I don't know the exact representation of your sphere but I will just guess, that it consists of "stacks and slices" (Like starting with one vertex at the bottom and then creating concentric circles around an axis with first growing and then shrinking radii).

So lets just look at the body of the sphere (excluding the start and end points) the only thing you have to take care of here are the vertices located at the fissure points (the points where the UVs (0, t) and (1, t) meet). Since they have the same position and normal but different UVs you have to save 2 vertices here (like L. Spiro described). Note that the image will be interpolated to fit the sphere (just like the opposite, that is happening when you try to draw a world map onto a rectangular area the image is stretched).

For the top and bottom vertices you might want to save them multiple times so that each face can address its own vertex (you would then have number of slices times vertices with the same position and normal but different UVs for the top or the bottom vertice).


If its for learning just test around and you'll find your way.

Maybe try to texture an image that looks like this one: http://www.mediavr.com/belmorepark1left.jpg there the textured image would look a little nicer, because the image itself is streched beforehand.


hopefully i am not further confusing you.

#5162583 Shared vertices or not for primitives

Posted by on 24 June 2014 - 11:37 AM

I don't see any problem with using texture coordinates the way you described, although it greatly depends on how you do the mapping of your texture coordinates.

When using a spheremap you could assign textcoord for each vertex just like you described, no need for dublicating any vertices.

If you go ahead an try to project a rectangular texture (or other more fancy things) onto the sphere, you have to dublicate the "top" and "bootom" of the sphere, where you have that triangle fan like structure.

Hope that answers your question.

#5160904 glsl syntax highlight and auto completion

Posted by on 16 June 2014 - 01:22 PM

Yes that's right the never ending story...
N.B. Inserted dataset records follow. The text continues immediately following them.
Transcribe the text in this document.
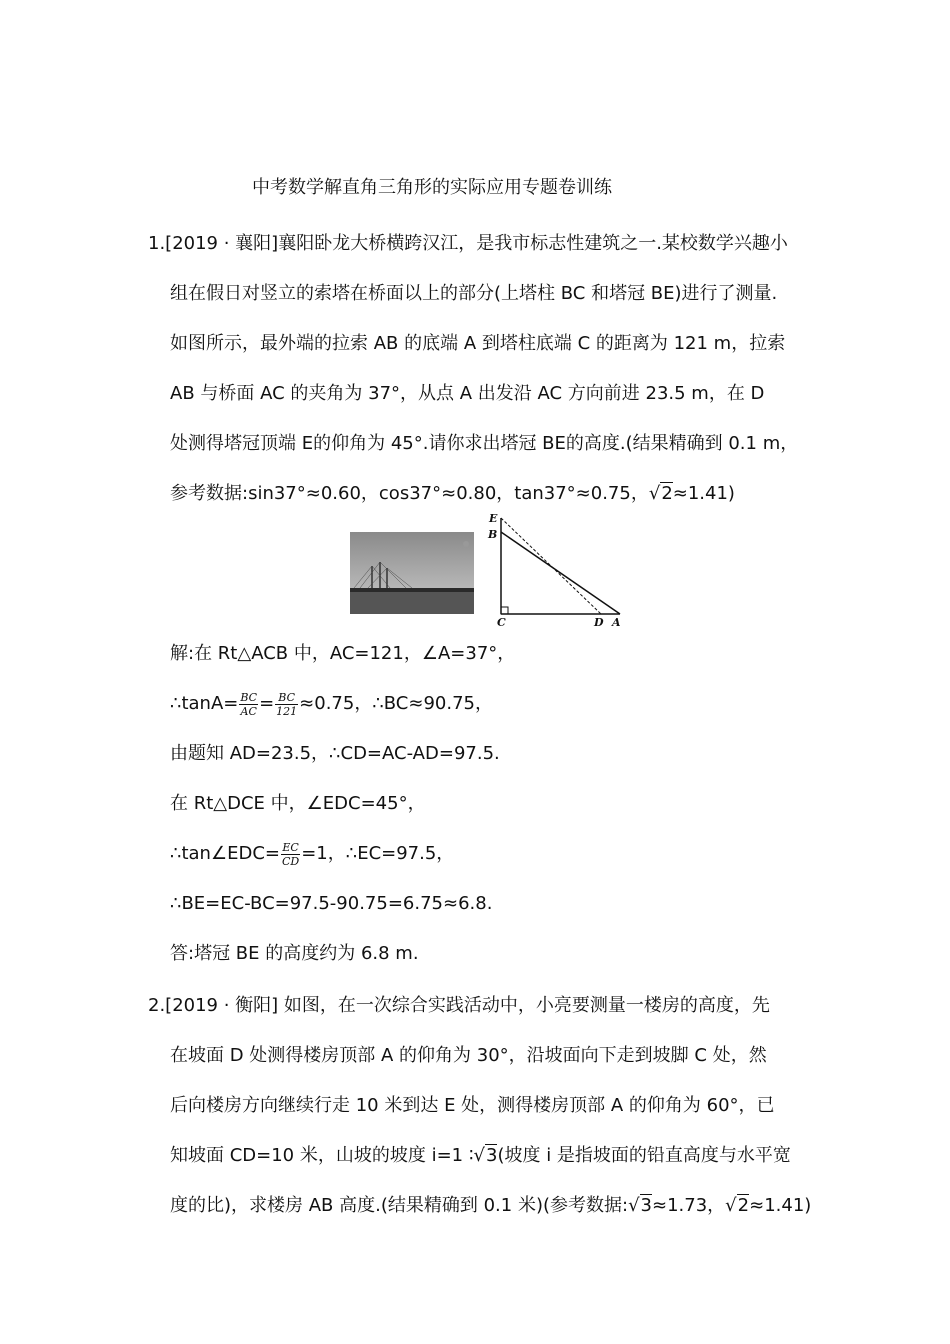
中考数学解直角三角形的实际应用专题卷训练
1.[2019 · 襄阳]襄阳卧龙大桥横跨汉江，是我市标志性建筑之一.某校数学兴趣小
组在假日对竖立的索塔在桥面以上的部分(上塔柱 BC 和塔冠 BE)进行了测量.
如图所示，最外端的拉索 AB 的底端 A 到塔柱底端 C 的距离为 121 m，拉索
AB 与桥面 AC 的夹角为 37°，从点 A 出发沿 AC 方向前进 23.5 m，在 D
处测得塔冠顶端 E的仰角为 45°.请你求出塔冠 BE的高度.(结果精确到 0.1 m，
参考数据:sin37°≈0.60，cos37°≈0.80，tan37°≈0.75，√2≈1.41)
E
B
C	D A
解:在 Rt△ACB 中，AC=121，∠A=37°，
∴tanA= $\frac{BC}{AC} = \frac{BC}{121} \approx 0.75$，∴BC≈90.75，
由题知 AD=23.5，∴CD=AC-AD=97.5.
在 Rt△DCE 中，∠EDC=45°，
∴tan∠EDC= $\frac{EC}{CD} =1$，∴EC=97.5，
∴BE=EC-BC=97.5-90.75=6.75≈6.8.
答:塔冠 BE 的高度约为 6.8 m.
2.[2019 · 衡阳] 如图，在一次综合实践活动中，小亮要测量一楼房的高度，先
在坡面 D 处测得楼房顶部 A 的仰角为 30°，沿坡面向下走到坡脚 C 处，然
后向楼房方向继续行走 10 米到达 E 处，测得楼房顶部 A 的仰角为 60°，已
知坡面 CD=10 米，山坡的坡度 i=1 ∶√3(坡度 i 是指坡面的铅直高度与水平宽
度的比)，求楼房 AB 高度.(结果精确到 0.1 米)(参考数据:√3≈1.73，√2≈1.41)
I've gone through a lot now tested different editors, tools, plugins and there's always something not the way I wanted. I think most people here know what I mean.

So recently I began searching for another solution (again). I came across a pretty nice solution in a forum post from like ages.


The main idea is to let your c-compiler think that .glsl files are to be parsed as header files. Not overwhelmingly new so far. But then you can go ahead an write another include file that defines all the glsl names and symbols and you are basically done, fore the c-compiler does the rest.


I took a liking to it and spend a night long crawling the glsl reference pages copy pasting function definitions and so on. Ill gladly share the result with you: https://github.com/Wh0p/Wh0psGarbageDump

You are free to test and improve this yourself! (However, I am totally new to all this git stuff and might need some time to figure this out)


Just have a look at the example on the bottom, how it looks in Visual Studio...


Still there are some drawbacks, you have to write a preprocessor that resolves or stripps the "#include" directives from the .glsl file.

The syntax for uniform buffer is somewhat broke.


Sooo, tell me if you like/hate/ignore it, or even have a better solution to this. Personally I think I have found a solution I can be happy with (for the time being).